Please Take My Advice

8 March 2010

If you know me, you’re unlikely to describe me as a shrinking violet or lacking in confidence. In a meeting about a year or so ago, someone announced that I was “full of self-doubt”.  There were loud guffaws around the room and cries of “Sally doesn’t DO self-doubt”.

But I hope I’m not a “know-all” or cocky.  I’ve learnt over the years that the best thing to do if you don’t know something is to admit it and ask someone who does.  It’s quite easy and generally nobody thinks any worse of you; in fact, quite the reverse. 

To pretend you’re proficient at something when you’re not is not clever;  it’s stupid.

To fail to seek advice or help from people who are better qualified/more experienced is not clever;  it’s stupid.

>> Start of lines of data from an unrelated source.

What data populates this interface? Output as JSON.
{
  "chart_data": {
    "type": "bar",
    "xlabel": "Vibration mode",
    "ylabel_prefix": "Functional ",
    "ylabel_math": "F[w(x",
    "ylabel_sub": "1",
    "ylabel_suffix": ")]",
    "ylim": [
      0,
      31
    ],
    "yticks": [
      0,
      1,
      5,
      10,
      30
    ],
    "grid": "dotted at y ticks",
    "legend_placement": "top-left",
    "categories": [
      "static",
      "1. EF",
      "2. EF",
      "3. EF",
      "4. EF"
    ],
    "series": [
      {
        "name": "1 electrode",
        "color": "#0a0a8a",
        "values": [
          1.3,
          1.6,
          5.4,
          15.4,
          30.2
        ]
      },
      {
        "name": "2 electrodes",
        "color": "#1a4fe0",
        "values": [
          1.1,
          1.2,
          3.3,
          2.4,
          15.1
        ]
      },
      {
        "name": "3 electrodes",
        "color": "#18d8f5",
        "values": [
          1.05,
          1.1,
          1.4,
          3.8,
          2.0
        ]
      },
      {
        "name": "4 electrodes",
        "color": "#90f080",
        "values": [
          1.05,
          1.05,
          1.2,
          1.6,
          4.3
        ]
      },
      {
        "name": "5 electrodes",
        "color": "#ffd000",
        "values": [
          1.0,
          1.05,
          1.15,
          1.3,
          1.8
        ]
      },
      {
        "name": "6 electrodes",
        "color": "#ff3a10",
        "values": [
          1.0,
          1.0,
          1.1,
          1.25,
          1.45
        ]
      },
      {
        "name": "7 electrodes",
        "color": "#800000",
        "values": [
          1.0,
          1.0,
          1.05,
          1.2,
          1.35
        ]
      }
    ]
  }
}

If I need legal advice, I ask a lawyer.  If I need knitting advice, I ask a knitter.  If a lawyer needs knitting advice, as Judith pointed out here, s/he doesn’t go along to the Law Society.  S/he asks a knitter.

Now if everyone would just take MY advice on this and stop pretending that they’re experts in everything under the sun, my life (and those of lots of others) would have been a lot easier over the last few weeks.




  1. MY advice to ME would be just to keep my mouth shut permanently. I should have learned my lesson at a party a few years ago. I was dancing madly with a very nice man and after a while he laughed at our efforts and said we seemed to be generating more heat than light. Having read somewhere that motion produces heat and that there was a formule for that, I said, “Ah, the second law of thermodynamics”, thinking he’d be very impressed.

    He wasn’t – after questioning me on this and establishing that I hadn’t a clue what I was talking about, he revealed that he was the senior mechanical engineer of the largest engineeting company in the UK and a qualified thermodynamicist.

    Which left me looking stupid, rather than clever, which had been my intention.

    So have I learned my lesson? No. I can still foot-in-mouth to gold medal standard at every opportunity.

  2. No, HE was the dope, for taking the joke (and himself) so VERY seriously. Hopefully he did not actually intend to make you feel foolish. He should have worked out by now that there just ain’t that many thermo-whatsits at the average party.